Fellow seafarers may have been more than a little confused to see the huge plane gliding across the rocky waves atop a boat.
Onlookers could have been forgiven for thinking the unusual contraption was an 'ekranoplan'. These ground effect vehicles were used by the Soviets and were vehicles designed to fly at low levels over the surface of the water.
Deidre Whitney is the property manager and the airport, she said: "We pulled out all the stops to assist, with safety and minimising disruption to airport customers our key priority."
"I certainly never thought I would see the day when an aircraft would be put on a barge and set sail out the estuary. It will have a new lease of life which will boost not only the local economy in Enniscrone, but right along the Wild Atlantic Way."
"We wish David and his crew a bon voyage and every success with this venture."
Mr McGowan told Today FM about his plans for the plane: "I have a 15 acre site there of marshy field and I was wondering what I could do with it.

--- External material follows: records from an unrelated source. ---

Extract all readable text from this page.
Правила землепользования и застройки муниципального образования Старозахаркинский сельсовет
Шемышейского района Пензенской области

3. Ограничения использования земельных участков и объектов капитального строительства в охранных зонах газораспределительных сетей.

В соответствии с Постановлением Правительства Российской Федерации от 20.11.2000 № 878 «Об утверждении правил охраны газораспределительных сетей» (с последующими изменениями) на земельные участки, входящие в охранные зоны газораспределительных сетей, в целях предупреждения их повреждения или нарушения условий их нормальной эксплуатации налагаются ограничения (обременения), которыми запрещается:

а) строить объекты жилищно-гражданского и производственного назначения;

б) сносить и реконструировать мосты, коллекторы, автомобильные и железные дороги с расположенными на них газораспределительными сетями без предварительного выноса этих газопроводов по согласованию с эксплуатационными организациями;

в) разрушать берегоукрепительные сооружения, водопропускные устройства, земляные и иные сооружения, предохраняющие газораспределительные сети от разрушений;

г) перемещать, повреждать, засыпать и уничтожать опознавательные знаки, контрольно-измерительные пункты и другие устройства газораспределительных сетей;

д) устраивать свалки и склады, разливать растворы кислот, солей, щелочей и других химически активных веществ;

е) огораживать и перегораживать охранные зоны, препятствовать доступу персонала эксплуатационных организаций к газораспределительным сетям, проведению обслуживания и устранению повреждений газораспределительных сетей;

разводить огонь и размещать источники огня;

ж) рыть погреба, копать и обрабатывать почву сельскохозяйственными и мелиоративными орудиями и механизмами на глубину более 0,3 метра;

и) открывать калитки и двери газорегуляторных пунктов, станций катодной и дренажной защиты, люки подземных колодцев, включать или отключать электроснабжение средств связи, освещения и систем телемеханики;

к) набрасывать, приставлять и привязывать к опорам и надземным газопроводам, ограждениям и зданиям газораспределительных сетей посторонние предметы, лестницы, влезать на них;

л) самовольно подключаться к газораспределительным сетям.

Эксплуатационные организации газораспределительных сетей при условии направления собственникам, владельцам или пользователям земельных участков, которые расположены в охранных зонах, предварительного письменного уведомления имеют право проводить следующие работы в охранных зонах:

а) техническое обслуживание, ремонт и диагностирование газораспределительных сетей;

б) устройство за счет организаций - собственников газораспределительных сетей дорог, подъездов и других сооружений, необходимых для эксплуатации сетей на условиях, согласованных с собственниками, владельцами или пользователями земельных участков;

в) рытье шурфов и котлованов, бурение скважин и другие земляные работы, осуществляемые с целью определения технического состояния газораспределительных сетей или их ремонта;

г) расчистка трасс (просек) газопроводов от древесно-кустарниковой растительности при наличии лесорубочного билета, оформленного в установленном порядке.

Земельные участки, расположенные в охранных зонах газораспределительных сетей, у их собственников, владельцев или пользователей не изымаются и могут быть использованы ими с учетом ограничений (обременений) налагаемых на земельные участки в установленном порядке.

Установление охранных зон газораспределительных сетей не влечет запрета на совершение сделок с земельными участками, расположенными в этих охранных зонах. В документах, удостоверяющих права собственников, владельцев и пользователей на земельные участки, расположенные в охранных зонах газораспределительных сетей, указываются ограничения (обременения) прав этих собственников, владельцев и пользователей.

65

Whatever I was going to do with it, it had to be to do with tourism because we're on the Wild Atlantic Way.
"I got the idea that I might like a plane. There are so many planes that have been decommissioned that have gone out of service."
He went on to explain that he rang three airports, Dublin, Cork and Shannon, but only heard back from Shannon who told him the aircraft would be too big.
McGowan wasn't put off by the size though, and bought the plane anyway.